Jusqu'à présent, la réponse des autorités espagnoles s'est concentrée sur la résolution des problèmes de liquidité des entreprises à court terme en augmentant l'offre de financement à court terme. Ceci étant nécessaire pour atténuer l'insolvabilité immédiate, si l'Espagne ne réalise pas d'investissements publics visant à reformuler notre modèle productif, notre économie restera vulnérable aux dysfonctionnements entre les flux d'offre et de demande dépendant de facteurs que nous ne pouvons pas contrôler. Il ne semble pas très logique de se limiter à réparer un autre cycle d'austérité de la dette, pour continuer à être un marché captif de la Chine, un emprunteur de Bruxelles et une économie languissante.

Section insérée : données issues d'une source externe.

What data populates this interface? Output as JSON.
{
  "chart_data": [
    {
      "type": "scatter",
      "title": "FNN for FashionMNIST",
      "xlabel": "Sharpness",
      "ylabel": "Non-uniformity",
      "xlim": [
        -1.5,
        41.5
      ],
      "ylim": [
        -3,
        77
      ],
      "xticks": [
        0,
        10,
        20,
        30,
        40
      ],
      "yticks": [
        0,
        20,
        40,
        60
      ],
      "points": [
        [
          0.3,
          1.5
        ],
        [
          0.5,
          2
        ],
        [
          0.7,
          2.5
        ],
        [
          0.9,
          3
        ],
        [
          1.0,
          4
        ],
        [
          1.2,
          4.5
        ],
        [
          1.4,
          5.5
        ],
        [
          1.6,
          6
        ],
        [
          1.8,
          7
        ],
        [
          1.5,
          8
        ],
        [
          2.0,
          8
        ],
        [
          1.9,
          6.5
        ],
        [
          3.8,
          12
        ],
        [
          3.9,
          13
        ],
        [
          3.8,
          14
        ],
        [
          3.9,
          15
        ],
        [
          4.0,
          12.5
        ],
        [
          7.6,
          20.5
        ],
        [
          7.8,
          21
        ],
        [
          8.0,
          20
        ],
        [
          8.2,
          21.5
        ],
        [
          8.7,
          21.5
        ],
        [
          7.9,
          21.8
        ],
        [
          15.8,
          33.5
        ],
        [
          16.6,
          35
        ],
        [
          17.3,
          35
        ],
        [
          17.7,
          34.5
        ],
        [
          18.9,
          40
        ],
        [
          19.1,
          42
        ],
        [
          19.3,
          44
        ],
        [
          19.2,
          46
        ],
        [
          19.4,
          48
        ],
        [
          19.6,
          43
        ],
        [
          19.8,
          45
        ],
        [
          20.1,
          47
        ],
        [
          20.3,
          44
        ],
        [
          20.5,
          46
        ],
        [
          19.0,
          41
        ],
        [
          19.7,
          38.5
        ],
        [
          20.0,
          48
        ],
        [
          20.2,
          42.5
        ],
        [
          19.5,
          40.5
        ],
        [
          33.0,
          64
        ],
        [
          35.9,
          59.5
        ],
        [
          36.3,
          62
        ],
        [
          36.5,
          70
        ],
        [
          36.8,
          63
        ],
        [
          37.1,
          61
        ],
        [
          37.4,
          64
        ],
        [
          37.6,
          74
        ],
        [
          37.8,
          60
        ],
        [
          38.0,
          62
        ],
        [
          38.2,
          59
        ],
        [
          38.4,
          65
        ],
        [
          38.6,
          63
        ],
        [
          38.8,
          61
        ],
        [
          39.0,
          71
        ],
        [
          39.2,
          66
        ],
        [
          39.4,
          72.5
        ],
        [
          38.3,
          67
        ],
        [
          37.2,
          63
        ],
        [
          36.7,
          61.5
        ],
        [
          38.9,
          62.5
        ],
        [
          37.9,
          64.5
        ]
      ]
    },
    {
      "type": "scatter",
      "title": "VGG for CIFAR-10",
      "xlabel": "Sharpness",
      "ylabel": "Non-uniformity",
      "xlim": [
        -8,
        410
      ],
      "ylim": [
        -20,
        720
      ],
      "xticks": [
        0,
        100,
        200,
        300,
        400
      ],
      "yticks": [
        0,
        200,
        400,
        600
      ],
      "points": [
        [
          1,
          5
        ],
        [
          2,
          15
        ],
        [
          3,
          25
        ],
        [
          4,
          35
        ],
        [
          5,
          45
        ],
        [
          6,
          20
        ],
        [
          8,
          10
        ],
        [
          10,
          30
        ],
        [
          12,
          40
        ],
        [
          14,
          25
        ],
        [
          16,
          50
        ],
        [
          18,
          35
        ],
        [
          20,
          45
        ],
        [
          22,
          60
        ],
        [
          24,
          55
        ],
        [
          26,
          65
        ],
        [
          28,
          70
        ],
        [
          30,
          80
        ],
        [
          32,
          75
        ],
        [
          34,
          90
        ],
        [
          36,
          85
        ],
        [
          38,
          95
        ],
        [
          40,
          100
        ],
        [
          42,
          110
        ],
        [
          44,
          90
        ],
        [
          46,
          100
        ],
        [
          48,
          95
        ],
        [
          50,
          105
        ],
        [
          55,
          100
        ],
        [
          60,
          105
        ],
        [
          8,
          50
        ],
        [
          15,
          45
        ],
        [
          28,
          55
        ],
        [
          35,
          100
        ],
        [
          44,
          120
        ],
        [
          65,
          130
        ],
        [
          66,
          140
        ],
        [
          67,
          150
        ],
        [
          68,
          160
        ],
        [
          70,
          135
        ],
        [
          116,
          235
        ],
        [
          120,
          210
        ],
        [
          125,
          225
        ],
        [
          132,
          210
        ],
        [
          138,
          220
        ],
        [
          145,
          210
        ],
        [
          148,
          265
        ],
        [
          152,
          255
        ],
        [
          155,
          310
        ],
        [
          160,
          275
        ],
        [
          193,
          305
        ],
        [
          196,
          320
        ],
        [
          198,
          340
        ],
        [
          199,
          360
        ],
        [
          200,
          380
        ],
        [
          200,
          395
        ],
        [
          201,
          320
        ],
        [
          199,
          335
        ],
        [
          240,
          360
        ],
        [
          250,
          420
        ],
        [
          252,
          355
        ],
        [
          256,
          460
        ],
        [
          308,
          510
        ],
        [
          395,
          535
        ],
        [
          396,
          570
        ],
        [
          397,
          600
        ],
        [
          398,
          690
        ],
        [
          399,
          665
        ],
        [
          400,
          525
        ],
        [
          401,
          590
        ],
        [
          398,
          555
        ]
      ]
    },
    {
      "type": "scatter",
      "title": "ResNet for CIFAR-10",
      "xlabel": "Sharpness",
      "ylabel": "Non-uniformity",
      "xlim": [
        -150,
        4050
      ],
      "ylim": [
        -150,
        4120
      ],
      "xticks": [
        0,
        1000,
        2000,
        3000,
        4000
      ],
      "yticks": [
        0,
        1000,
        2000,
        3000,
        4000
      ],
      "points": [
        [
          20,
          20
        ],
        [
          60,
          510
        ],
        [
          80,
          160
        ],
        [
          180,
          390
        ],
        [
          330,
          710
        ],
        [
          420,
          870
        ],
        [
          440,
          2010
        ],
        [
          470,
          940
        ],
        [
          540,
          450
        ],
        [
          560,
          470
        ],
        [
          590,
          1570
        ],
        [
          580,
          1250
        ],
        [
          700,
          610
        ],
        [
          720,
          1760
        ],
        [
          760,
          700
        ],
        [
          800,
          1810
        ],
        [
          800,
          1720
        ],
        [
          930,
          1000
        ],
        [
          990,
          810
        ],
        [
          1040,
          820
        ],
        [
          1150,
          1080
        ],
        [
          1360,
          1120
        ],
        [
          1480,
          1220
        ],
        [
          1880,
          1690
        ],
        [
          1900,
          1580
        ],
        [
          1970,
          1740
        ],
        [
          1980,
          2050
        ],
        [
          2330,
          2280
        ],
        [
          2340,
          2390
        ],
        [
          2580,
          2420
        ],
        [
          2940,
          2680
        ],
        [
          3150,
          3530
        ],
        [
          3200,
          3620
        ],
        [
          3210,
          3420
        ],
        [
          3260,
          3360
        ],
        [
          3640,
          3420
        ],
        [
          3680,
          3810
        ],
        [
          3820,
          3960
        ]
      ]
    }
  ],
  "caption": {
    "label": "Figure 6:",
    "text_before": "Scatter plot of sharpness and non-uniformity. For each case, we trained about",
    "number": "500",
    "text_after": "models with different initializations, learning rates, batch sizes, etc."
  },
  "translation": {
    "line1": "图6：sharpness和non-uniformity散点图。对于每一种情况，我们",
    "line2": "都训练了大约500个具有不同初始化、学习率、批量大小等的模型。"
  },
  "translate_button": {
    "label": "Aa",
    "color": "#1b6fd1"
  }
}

L'un des attributs politiques de la dette publique à long terme est de partager le fardeau de l'investissement public avec les générations futures. En ce sens, le véritable risque moral est que l'endettement de l'État ne soit pas fait comme un investissement, afin que les générations futures aient la capacité économique et l'indépendance stratégique qui nous manquent, et ne soient pas contraintes d'hériter au profit de l'inventaire.